A consumer sued Bass & Moglowsky, S.C. (“Defendant”) alleging that the company violated the Fair Debt Collection Practices Act, 15 U.S.C. § 1692, et seq. (“FDCPA”), by serving a specific form of debt collection notice simultaneously with the service of state court lawsuits. Defendant denies that it violated the FDCPA. This case is titled Shoemaker v. Bass & Moglowsky, S.C., 3:19-cv-00316-wmc (W.D. Wisc.)

Defendant will create a fund of $7,160, which, after deducing costs for notice and administration of the settlement, will be distributed on an equal basis to each to those class members who do not timely exclude themselves from the settlement. Defendant will separately pay: (1) $1,000 to the Class Representative and (2) reasonable attorneys’ fees, costs, and expenses to counsel for the Class Representative not to exceed $26,340, subject to the Court’s approval.

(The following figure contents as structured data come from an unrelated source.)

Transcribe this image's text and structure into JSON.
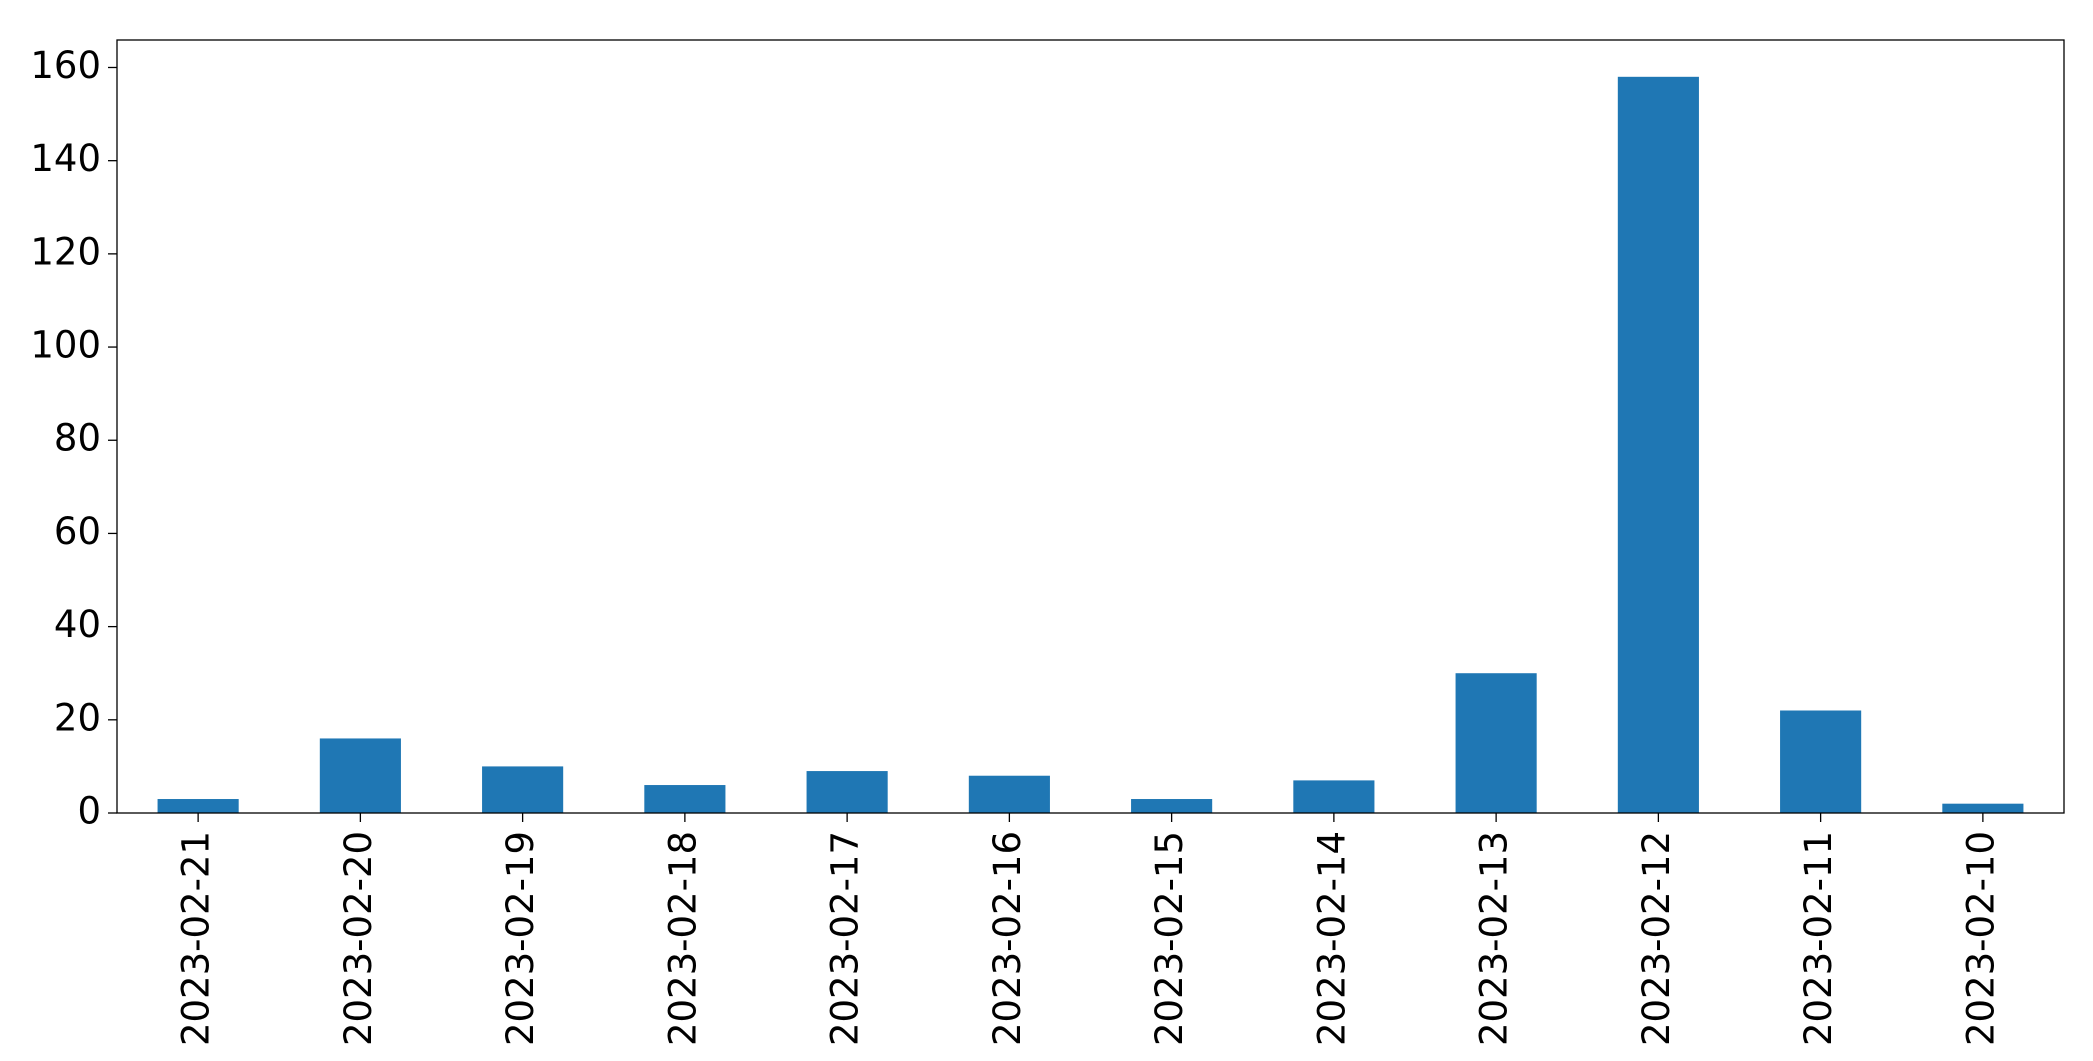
{
  "chart_data": {
    "type": "bar",
    "categories": [
      "2023-02-21",
      "2023-02-20",
      "2023-02-19",
      "2023-02-18",
      "2023-02-17",
      "2023-02-16",
      "2023-02-15",
      "2023-02-14",
      "2023-02-13",
      "2023-02-12",
      "2023-02-11",
      "2023-02-10"
    ],
    "values": [
      3,
      16,
      10,
      6,
      9,
      8,
      3,
      7,
      30,
      158,
      22,
      2
    ],
    "color": "#1f77b4",
    "ylim": [
      0,
      165.9
    ],
    "yticks": [
      0,
      20,
      40,
      60,
      80,
      100,
      120,
      140,
      160
    ],
    "grid": false
  }
}
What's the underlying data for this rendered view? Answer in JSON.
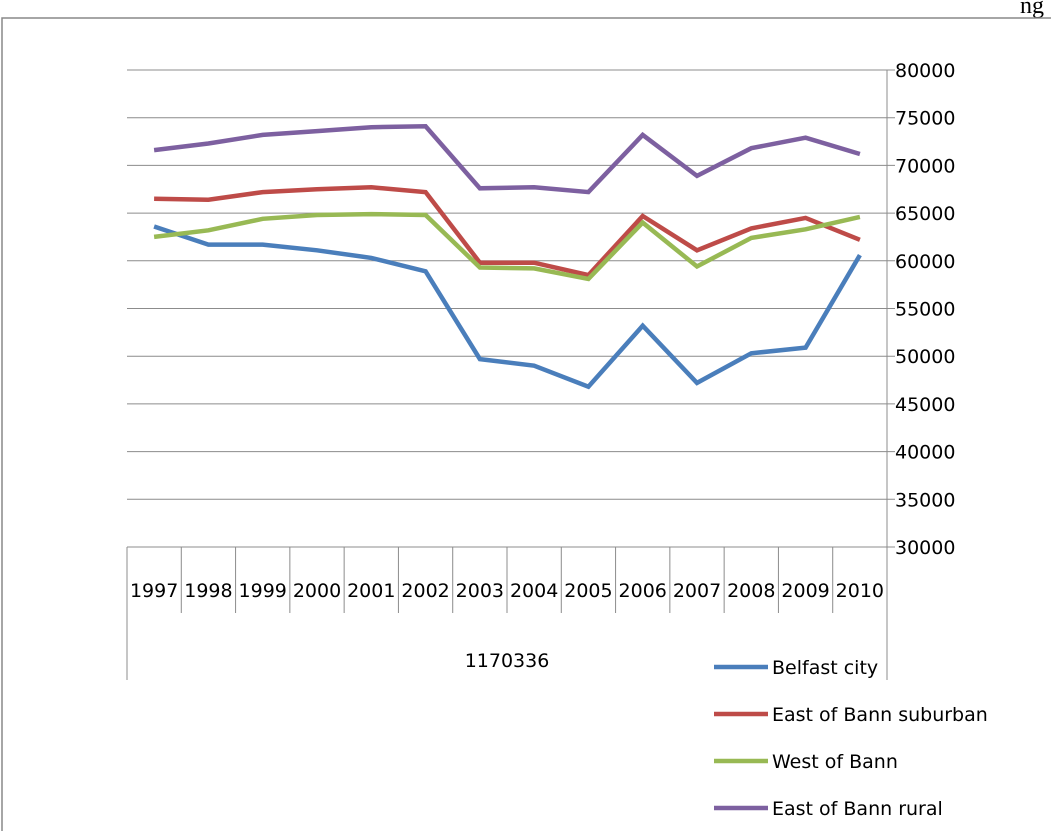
{
  "header": {
    "text": "ng"
  },
  "chart_data": {
    "type": "line",
    "categories": [
      "1997",
      "1998",
      "1999",
      "2000",
      "2001",
      "2002",
      "2003",
      "2004",
      "2005",
      "2006",
      "2007",
      "2008",
      "2009",
      "2010"
    ],
    "group_label": "1170336",
    "ylim": [
      30000,
      80000
    ],
    "yticks": [
      30000,
      35000,
      40000,
      45000,
      50000,
      55000,
      60000,
      65000,
      70000,
      75000,
      80000
    ],
    "y_axis_side": "right",
    "grid": true,
    "legend_position": "bottom-right",
    "series": [
      {
        "name": "Belfast city",
        "color": "#4a7ebb",
        "values": [
          63600,
          61700,
          61700,
          61100,
          60300,
          58900,
          49700,
          49000,
          46800,
          53200,
          47200,
          50300,
          50900,
          60600
        ]
      },
      {
        "name": "East of Bann suburban",
        "color": "#be4b48",
        "values": [
          66500,
          66400,
          67200,
          67500,
          67700,
          67200,
          59800,
          59800,
          58500,
          64700,
          61100,
          63400,
          64500,
          62200
        ]
      },
      {
        "name": "West of Bann",
        "color": "#98b954",
        "values": [
          62500,
          63200,
          64400,
          64800,
          64900,
          64800,
          59300,
          59200,
          58100,
          64000,
          59400,
          62400,
          63300,
          64600
        ]
      },
      {
        "name": "East of Bann rural",
        "color": "#7d60a0",
        "values": [
          71600,
          72300,
          73200,
          73600,
          74000,
          74100,
          67600,
          67700,
          67200,
          73200,
          68900,
          71800,
          72900,
          71200
        ]
      }
    ]
  }
}
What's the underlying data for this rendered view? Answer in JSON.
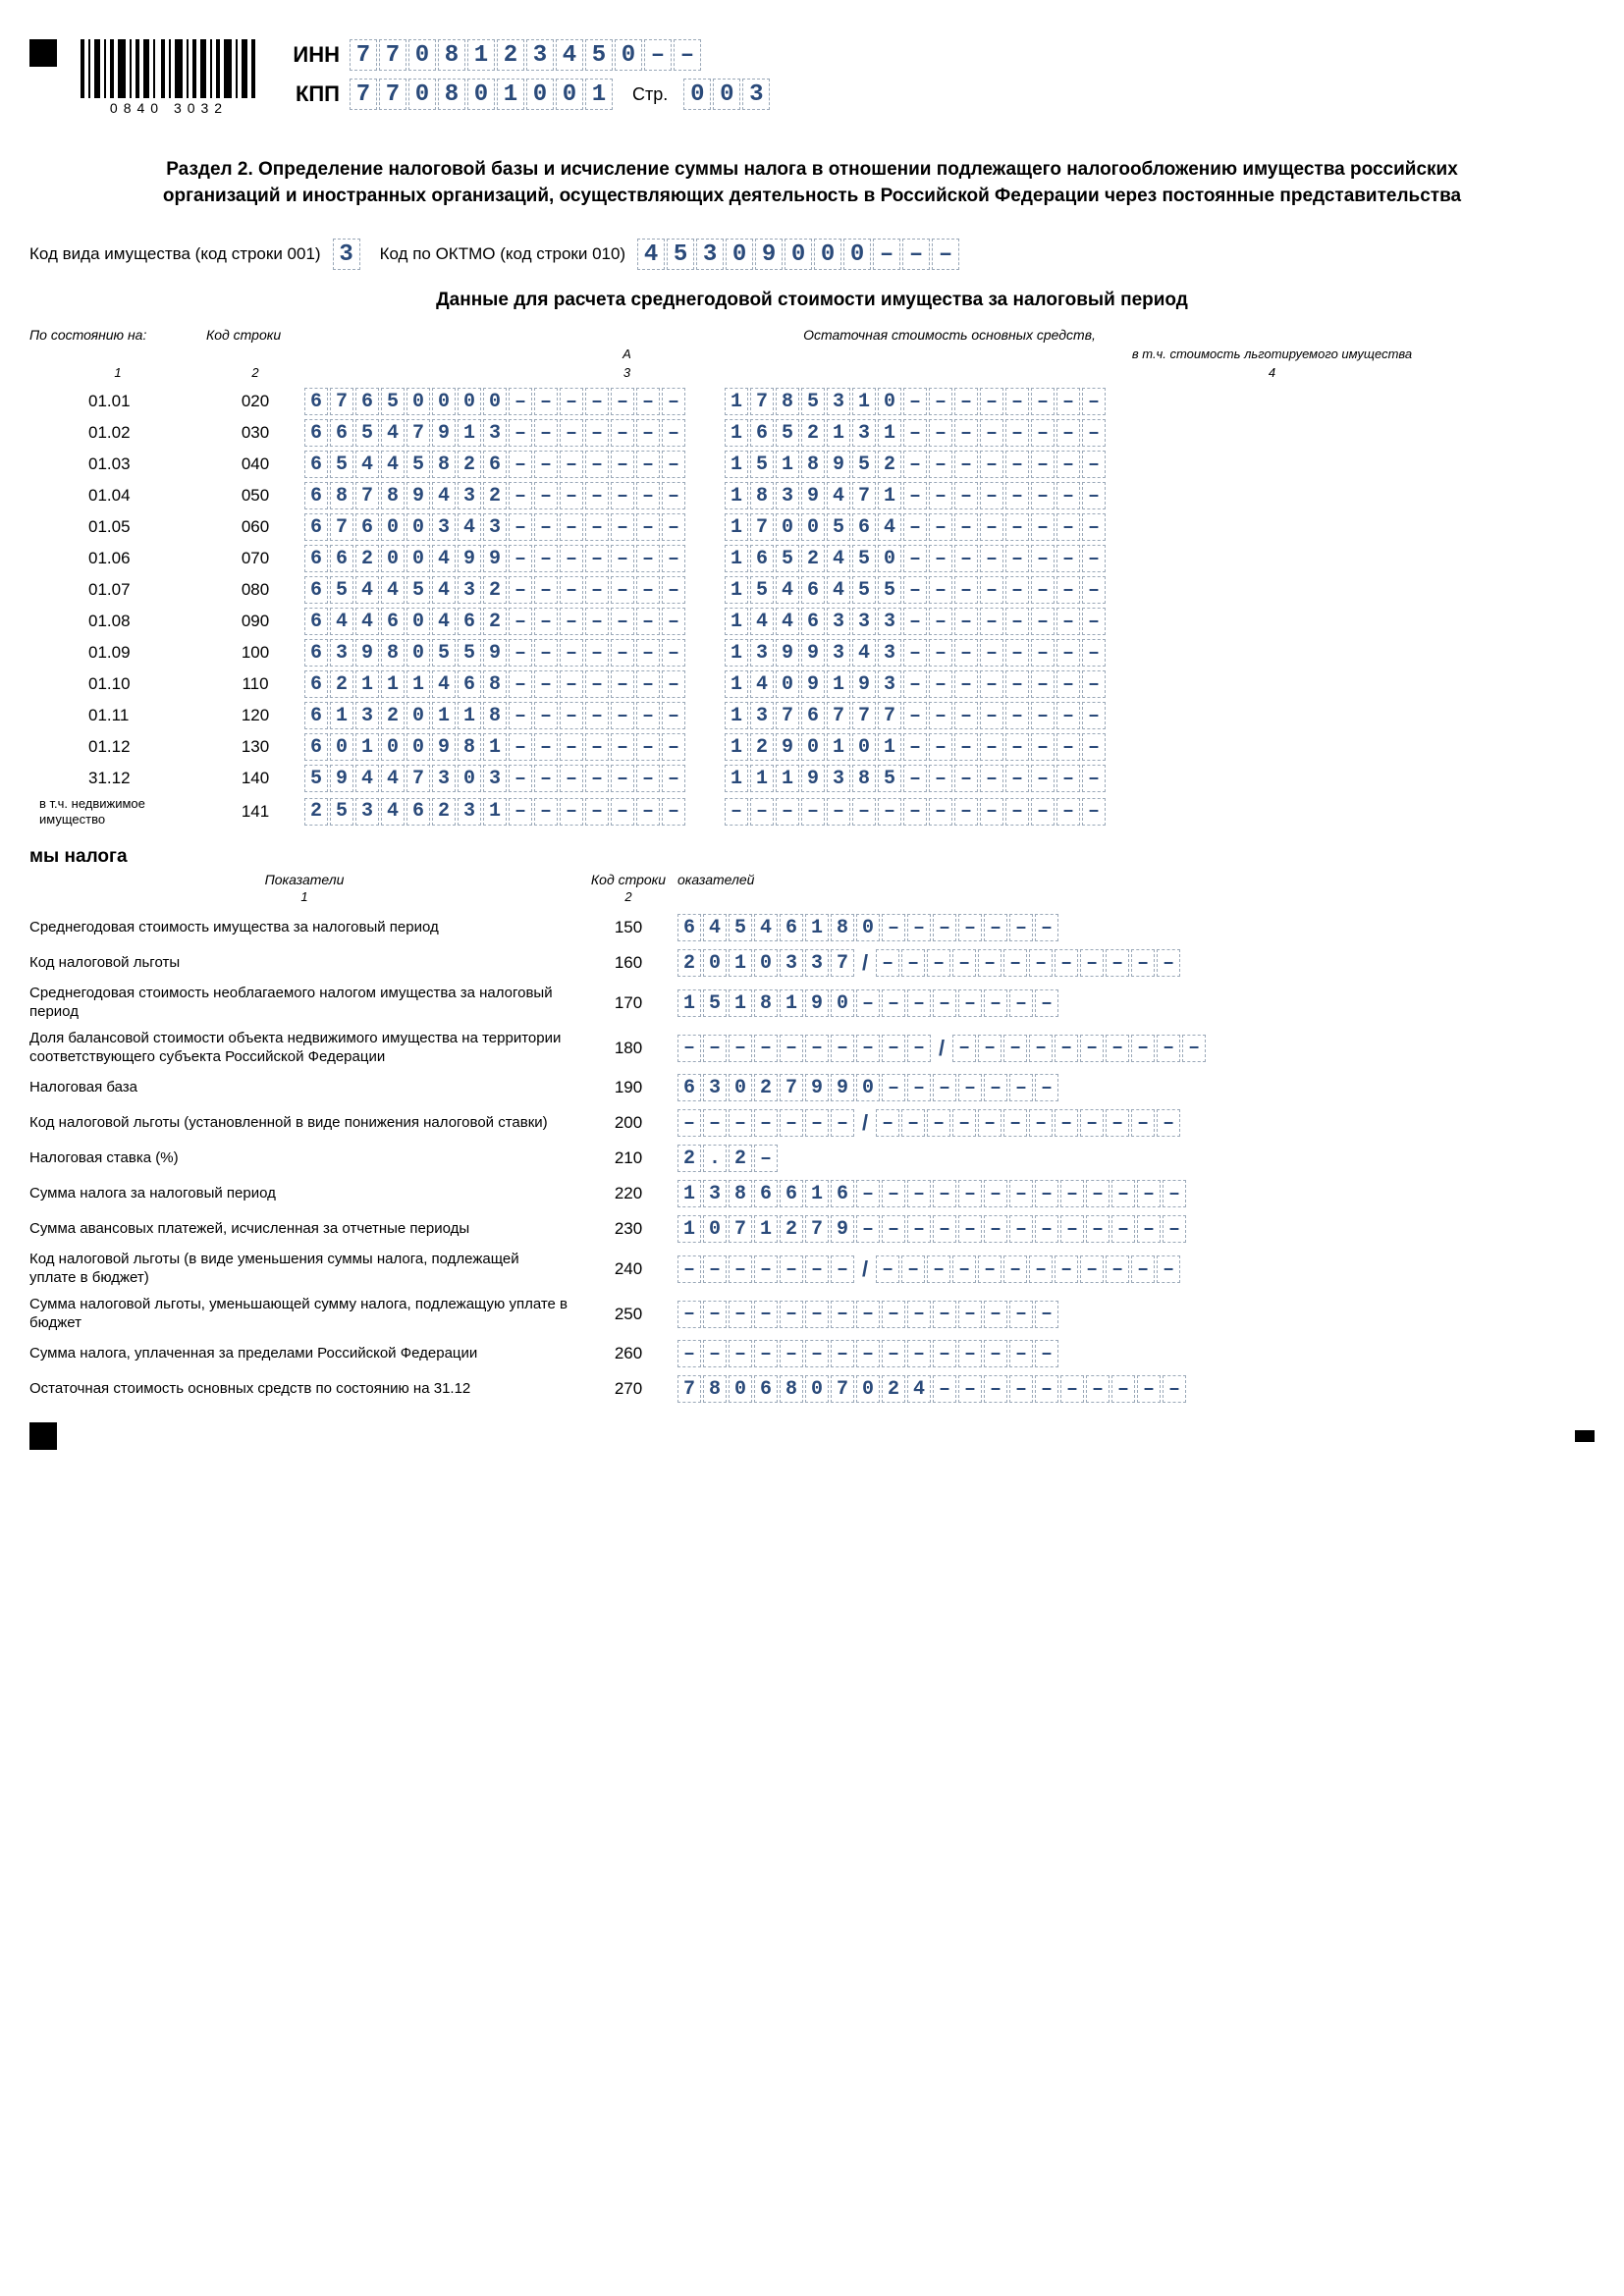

Defendant has also agreed to stop using the “Fair Debt Collection Practices Act Disclosure” in conjunction with its service of lawsuits on consumers.  

If you are a person in the state of Wisconsin on whom, between April 22, 2018 and April 22, 2019, Defendant served a “Fair Debt Collection Practices Act Disclosure” as part of a lawsuit it filed against such person in connection with the collection of a consumer debt, you may be entitled to compensation from the settlement.